No American statesman has been as revered and as reviled as Henry Kissinger.
Hailed by some as the "indispensable man", whose advice has been sought by every
president from John F. Kennedy to George W. Bush, Kissinger has also attracted
immense hostility from critics who have cast him as an amoral Machiavellian -
the ultimate cold-blooded "realist". In this remarkable new book, the first of two volumes, Niall Ferguson has
created an extraordinary panorama of Kissinger's world, and a paradigm-shifting
reappraisal of the man.

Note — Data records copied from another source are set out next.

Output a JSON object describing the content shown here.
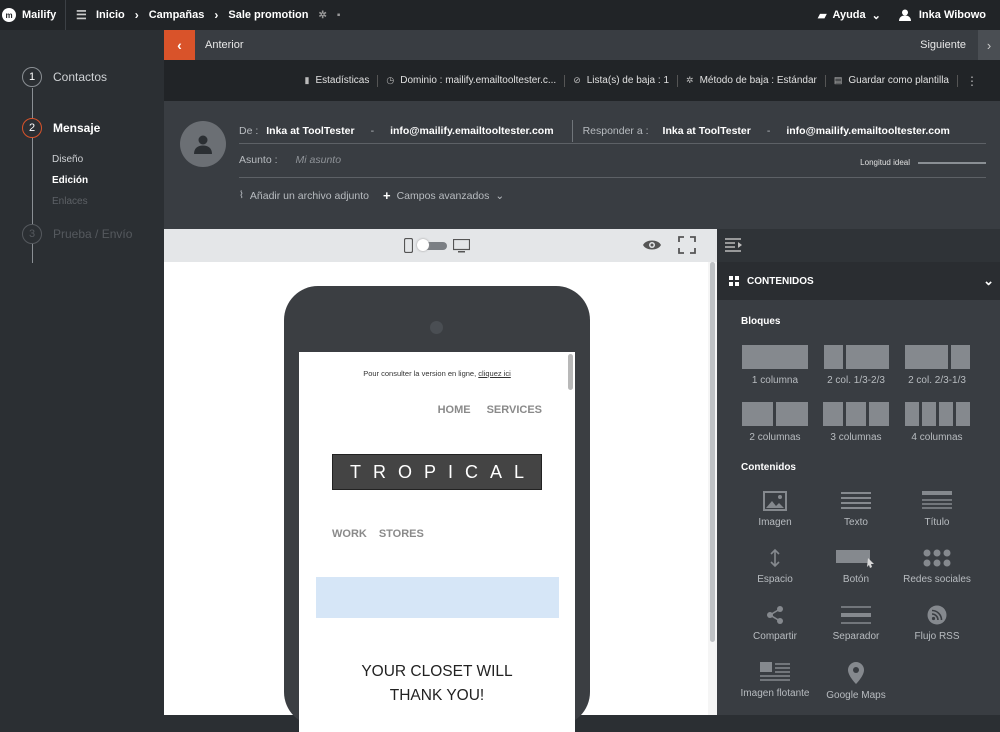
{
  "topbar": {
    "logo": "Mailify",
    "crumbs": [
      "Inicio",
      "Campañas",
      "Sale promotion"
    ],
    "help": "Ayuda",
    "user": "Inka Wibowo"
  },
  "steps": {
    "s1_num": "1",
    "s1": "Contactos",
    "s2_num": "2",
    "s2": "Mensaje",
    "sub_design": "Diseño",
    "sub_edit": "Edición",
    "sub_links": "Enlaces",
    "s3_num": "3",
    "s3": "Prueba / Envío"
  },
  "nav": {
    "prev": "Anterior",
    "next": "Siguiente"
  },
  "tools": {
    "stats": "Estadísticas",
    "domain": "Dominio : mailify.emailtooltester.c...",
    "unsub_list": "Lista(s) de baja : 1",
    "unsub_method": "Método de baja : Estándar",
    "save_template": "Guardar como plantilla"
  },
  "header": {
    "from_label": "De :",
    "from_name": "Inka at ToolTester",
    "from_email": "info@mailify.emailtooltester.com",
    "reply_label": "Responder a :",
    "reply_name": "Inka at ToolTester",
    "reply_email": "info@mailify.emailtooltester.com",
    "subject_label": "Asunto :",
    "subject_placeholder": "Mi asunto",
    "ideal_length": "Longitud ideal",
    "attach": "Añadir un archivo adjunto",
    "advanced": "Campos avanzados"
  },
  "email": {
    "online_text": "Pour consulter la version en ligne, ",
    "online_link": "cliquez ici",
    "nav1": [
      "HOME",
      "SERVICES"
    ],
    "brand": "TROPICAL",
    "nav2": [
      "WORK",
      "STORES"
    ],
    "closet_line1": "YOUR CLOSET WILL",
    "closet_line2": "THANK YOU!"
  },
  "panel": {
    "title": "CONTENIDOS",
    "blocks_title": "Bloques",
    "blocks": [
      "1 columna",
      "2 col. 1/3-2/3",
      "2 col. 2/3-1/3",
      "2 columnas",
      "3 columnas",
      "4 columnas"
    ],
    "contents_title": "Contenidos",
    "contents": [
      "Imagen",
      "Texto",
      "Título",
      "Espacio",
      "Botón",
      "Redes sociales",
      "Compartir",
      "Separador",
      "Flujo RSS",
      "Imagen flotante",
      "Google Maps"
    ]
  }
}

Only through knowledge of Kissinger's early life (as a
Jew in Hitler's Germany, a poor immigrant in New York, a GI at the Battle of the
Bulge, an interrogator of Nazis, and a student of history at Harvard) can we
understand his debt to the philosophy of idealism. And only by tracing his rise, fall and revival as an adviser to Kennedy, Nelson
Rockefeller and, finally, Richard Nixon can we appreciate the magnitude of his
contribution to the theory of diplomacy, grand strategy and nuclear deterrence. Drawing not only on Kissinger's hitherto closed private papers but also on
documents from more than a hundred archives around the world, this biography is
Niall Ferguson's masterpiece. Like his classic two-volume history of the House
of Rothschild, Kissinger sheds dazzling new light on an entire era.